Future of VB (Argh!)
FTP Online just posted a full version of a recent interview with Chris Dias titled “VB.NET Branches Out”.
OK, I don't find “branches out” to be in any way compelling, but at least it looked like they were finally going to “officially“ differentiate VB from C#. All the features were there...great answers by Chris to surprisingly pithy questions from Patrick Meader...I'm going “Yeah, they _finally_ get it!”...and then *Wham!*, face-first into the wall. Goddamnit. Chris said:
“The root of the question is: Is there something they won't be able to do in VB.NET that they will be able to do in another language such as C#? The answer to that is "no." There are features that one or the other might not have, but the fundamental capabilities will be the same, because they derive from the framework.”
Well, as _I_ see it, these are two orthogonal issues. When Chris said “no”, he blew the opportunity to finally do something to differentiate the two tools (note that I'm not saying “languages“). Sure, they use (_not_ “derive from“) the same framework, but that's a nothingburger. The C# advocate is still going to say something like “you can't do unsafe code in VB“ (or something similar) and if the answer to “what can VB do that C# can't?” is “not a damned thing” then we're back to then “I have to choose C# because I don't want to limit myself”.
In my very unhumble opinion, what these products need is _more_ differentiation, not less.
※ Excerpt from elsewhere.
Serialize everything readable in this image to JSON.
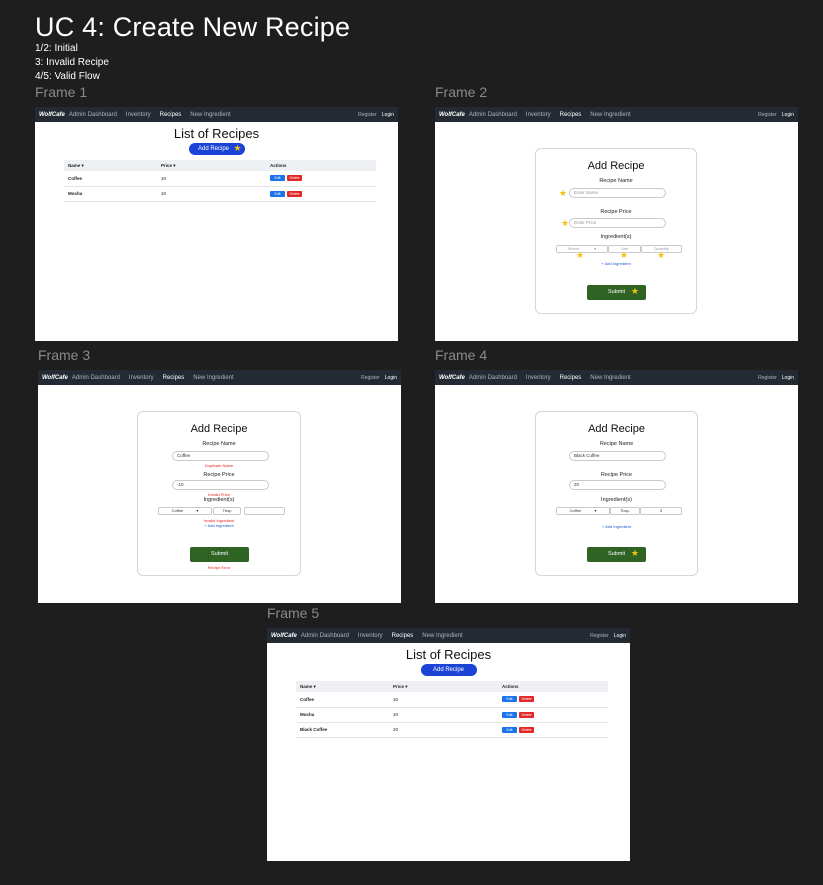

There needs to be something compelling that you can do in VB that you cannot - and likely will never be able to - do in C#. I really don't care what it is...that's not important...but as long as VB is seen by the “advanced“ programming community as a providing something “less” - rather than “different” - it's going to continue to come off as second rate, no matter how much effort Microsoft puts into the “development experience”.
Seems obvious to me. Does everyone else agree?